The Knight and the Moth
- First edition hardcover
- Author: Rachel Gillig
- Cover artist: Lisa Marie Pompilio
- Language: English
- Genre: Romantic fantasy, gothic fiction
- Publisher: Orbit Books
- Publication date: May 20, 2025
- Publication place: United States
- Pages: 400
- ISBN: 9780316582704
- Followed by: The Knave and the Moon

= The Knight and the Moth =

2025 fantasy novel by Rachel Gillig

The Knight and the Moth is a gothic romantic fantasy novel by American author Rachel Gillig. It was published by Orbit Books on May 20, 2025.

== Background ==
The novel was inspired by The Outlandish Knight. While not a direct retelling of the tale, it inspired Gillig to explore what knights are and what they are not.

== Synopsis ==
Six is confined to Aisling Cathedral with five other Diviners, revered across Traum for their ability to foretell futures through dreams and water rituals. When a newly crowned king, Benedict Castor III, has his fortune divined, Six meets his knights, including one named Sir Rodrick "Rory" Myndacious, who mocks her belief in the gods. Shortly after, the Diviners start disappearing, until only Six remains. Six flees the cathedral and searches for her fellow Diviners with the help of Rory and a gargoyle. On her journey, she questions everything she has learned about Aisling and develops feelings for Rory.

== Reception ==
The novel was nominated for a Goodreads Choice Award for Romantasy. It debuted at number one on the New York Times Hardcover Fiction Best Seller List, and spent eight weeks on the list.

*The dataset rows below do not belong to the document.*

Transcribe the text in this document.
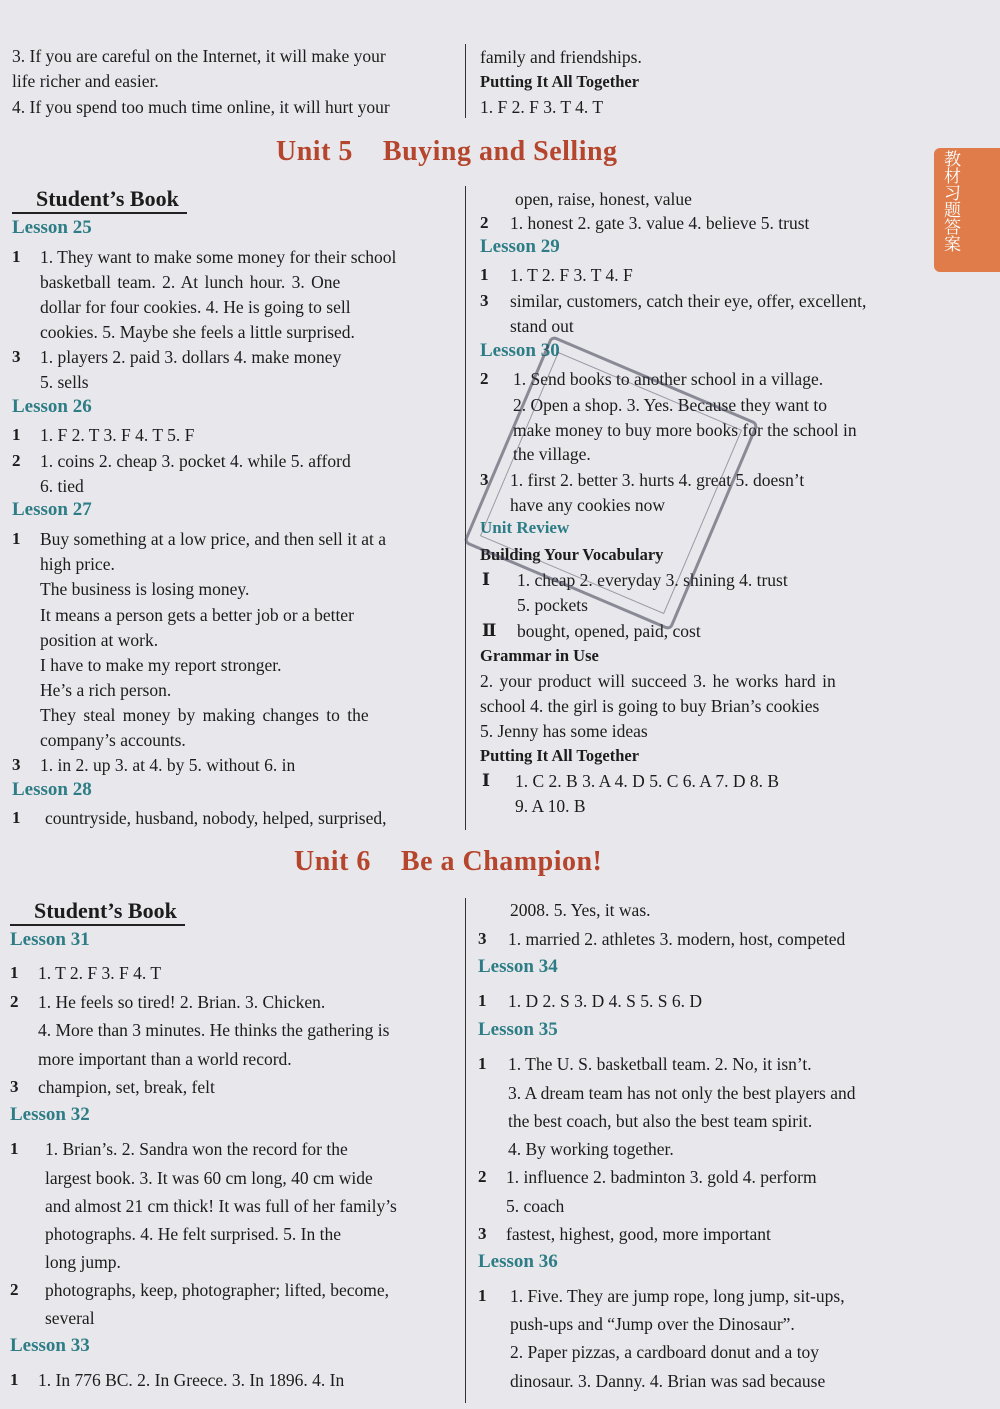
3. If you are careful on the Internet, it will make your
life richer and easier.
4. If you spend too much time online, it will hurt your
family and friendships.
Putting It All Together
1. F 2. F 3. T 4. T
Unit 5    Buying and Selling	教材习题答案
Student’s Book
Lesson 25
1 1. They want to make some money for their school
basketball team. 2. At lunch hour. 3. One
dollar for four cookies. 4. He is going to sell
cookies. 5. Maybe she feels a little surprised.
3 1. players 2. paid 3. dollars 4. make money
5. sells
Lesson 26
1 1. F 2. T 3. F 4. T 5. F
2 1. coins 2. cheap 3. pocket 4. while 5. afford
6. tied
Lesson 27
1 Buy something at a low price, and then sell it at a
high price.
The business is losing money.
It means a person gets a better job or a better
position at work.
I have to make my report stronger.
He’s a rich person.
They steal money by making changes to the
company’s accounts.
3 1. in 2. up 3. at 4. by 5. without 6. in
Lesson 28
1 countryside, husband, nobody, helped, surprised,
open, raise, honest, value
2 1. honest 2. gate 3. value 4. believe 5. trust
Lesson 29
1 1. T 2. F 3. T 4. F
3 similar, customers, catch their eye, offer, excellent,
stand out
Lesson 30
2 1. Send books to another school in a village.
2. Open a shop. 3. Yes. Because they want to
make money to buy more books for the school in
the village.
3 1. first 2. better 3. hurts 4. great 5. doesn’t
have any cookies now
Unit Review
Building Your Vocabulary
Ⅰ 1. cheap 2. everyday 3. shining 4. trust
5. pockets
Ⅱ bought, opened, paid, cost
Grammar in Use
2. your product will succeed 3. he works hard in
school 4. the girl is going to buy Brian’s cookies
5. Jenny has some ideas
Putting It All Together
Ⅰ 1. C 2. B 3. A 4. D 5. C 6. A 7. D 8. B
9. A 10. B
Unit 6    Be a Champion!
Student’s Book
Lesson 31
1 1. T 2. F 3. F 4. T
2 1. He feels so tired! 2. Brian. 3. Chicken.
4. More than 3 minutes. He thinks the gathering is
more important than a world record.
3 champion, set, break, felt
Lesson 32
1 1. Brian’s. 2. Sandra won the record for the
largest book. 3. It was 60 cm long, 40 cm wide
and almost 21 cm thick! It was full of her family’s
photographs. 4. He felt surprised. 5. In the
long jump.
2 photographs, keep, photographer; lifted, become,
several
Lesson 33
1 1. In 776 BC. 2. In Greece. 3. In 1896. 4. In
2008. 5. Yes, it was.
3 1. married 2. athletes 3. modern, host, competed
Lesson 34
1 1. D 2. S 3. D 4. S 5. S 6. D
Lesson 35
1 1. The U. S. basketball team. 2. No, it isn’t.
3. A dream team has not only the best players and
the best coach, but also the best team spirit.
4. By working together.
2 1. influence 2. badminton 3. gold 4. perform
5. coach
3 fastest, highest, good, more important
Lesson 36
1 1. Five. They are jump rope, long jump, sit-ups,
push-ups and “Jump over the Dinosaur”.
2. Paper pizzas, a cardboard donut and a toy
dinosaur. 3. Danny. 4. Brian was sad because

Eve Stano praised the novel's "eerie" worldbuilding in her review for Library Journal. Publishers Weekly praised the "fresh" premise and "inventive" worldbuilding, but criticised the pacing in the middle of the novel and the late arrival of the romance. Lacy Baugher Milas gave it a 9.0 rating in her review for Paste, praising its "fresh" premise, "vivid" worldbuilding, and "uniquely Gothic" atmosphere.

== Audiobook ==
An unabridged audiobook edition of the novel was released alongside the hardcover and ebook editions by Hachette Audio. It was narrated by Samantha Hydeson, whose narration Kirkus Reviews praised as "immersive". It was nominated for an Audie Award for Fantasy.

== Sequel ==
A sequel, The Knave and the Moon, is set to release on September 1, 2026. Together, they form the Stonewater Kingdom duology.